The majority finds that there was no practical alternative. Alternative statistical bases of risk classification were not available at the time. The Superintendent of Insurance requires reporting based on certain criteria, but at the time of the complaint statistical data was not available to support classification based on other relevant, non-discriminatory criteria.

The appeal is dismissed.

In a dissenting judgment, Madam Justice L'Heureux-Dubé disagrees with the majority regarding the appropriate test to be applied under s. 21. She concludes that the appropriate test of whether there are reasonable and bona fide grounds for a distinction in premiums based on age, sex, and marital status should be similar to the test set out in Brossard. Following Brossard, the distinction must:

  1. be imposed honestly, and in the sincerely held belief that it accurately reflects the cost of the risk insured,
  2. be based on a rational, that is a causal, connection between the distinction and the insured risk, and
  3. be a reasonable means of identifying and classifying similar risks.

L'Heureux-Dubé finds that the discriminatory classification scheme was imposed in good faith. However, she finds that there is no causal connection established between being young, single and male and being a higher risk with respect to automobile safety. A mere statistical correlation is not satisfactory, because it accepts the very stereotyping that is deemed unacceptable by human rights legislation.

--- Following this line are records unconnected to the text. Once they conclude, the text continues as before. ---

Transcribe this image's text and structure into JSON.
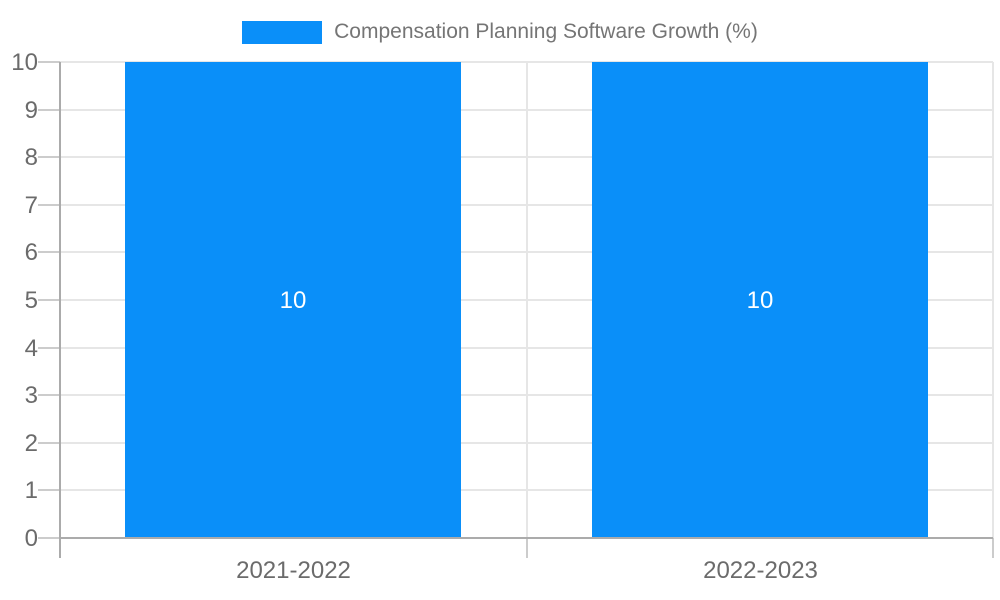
{
  "chart_data": {
    "type": "bar",
    "title": "Compensation Planning Software Growth (%)",
    "categories": [
      "2021-2022",
      "2022-2023"
    ],
    "series": [
      {
        "name": "Compensation Planning Software Growth (%)",
        "values": [
          10,
          10
        ]
      }
    ],
    "data_labels": [
      "10",
      "10"
    ],
    "xlabel": "",
    "ylabel": "",
    "ylim": [
      0,
      10
    ],
    "yticks": [
      0,
      1,
      2,
      3,
      4,
      5,
      6,
      7,
      8,
      9,
      10
    ],
    "grid": true,
    "legend_position": "top-center",
    "colors": {
      "bar": "#0A8FF9",
      "gridline": "#e6e6e6",
      "tick": "#cccccc",
      "axis_line": "#ababab",
      "axis_text": "#6b6b6b",
      "title_text": "#757575",
      "data_label_text": "#ffffff",
      "background": "#ffffff"
    }
  }
}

Age, sex, and marital status have never been controlled or isolated in the statistics used by insurers to determine whether there is a causal connection. The insurance industry has attempted to bridge this gap in its knowledge by reliance on myth and stereotype. This does not satisfy the burden of proof.

In addition, L'Heureux-Dubé finds that there was a reasonable alternative means available to the insurer. It set rates for drivers over 25 years of age based on individual accident records and distance driven. There is no evidence to indicate that the same criteria could not be used for rate classification for drivers 25 and under.

For these reason, L'Heureux-Dubé finds that Zurich Insurance has not satisfied the requirements of s. 21 of the Ontario Human Rights Code. She would allow the appeal.

In her dissenting judgment Madam Justice McLachlin agrees with the majority regarding the test to be applied, but concurs with L'Heureux-Dubé regarding the result.

She finds that Zurich Insurance has failed to prove that there was no practical alternative to using discriminatory criteria as the basis for rate classification. The fact that Zurich Insurance cannot prove that there is no practical alternative does not mean that there is no practical alternative. It cannot prove that there is no practical alternative because it does not have the statistical data necessary to do so. The absence of evidence of alternatives must not be confused with an absence of alternatives. The insurer bears the burden of showing that no reasonable alternative exists, and through its own failure to collect the required data it has failed to meet the burden. That it does not know if there is a practical alternative is not a defence.

Madam Justice McLachlin finds that Zurich Insurance has not discharged the onus of proof on it. She would allow the appeal.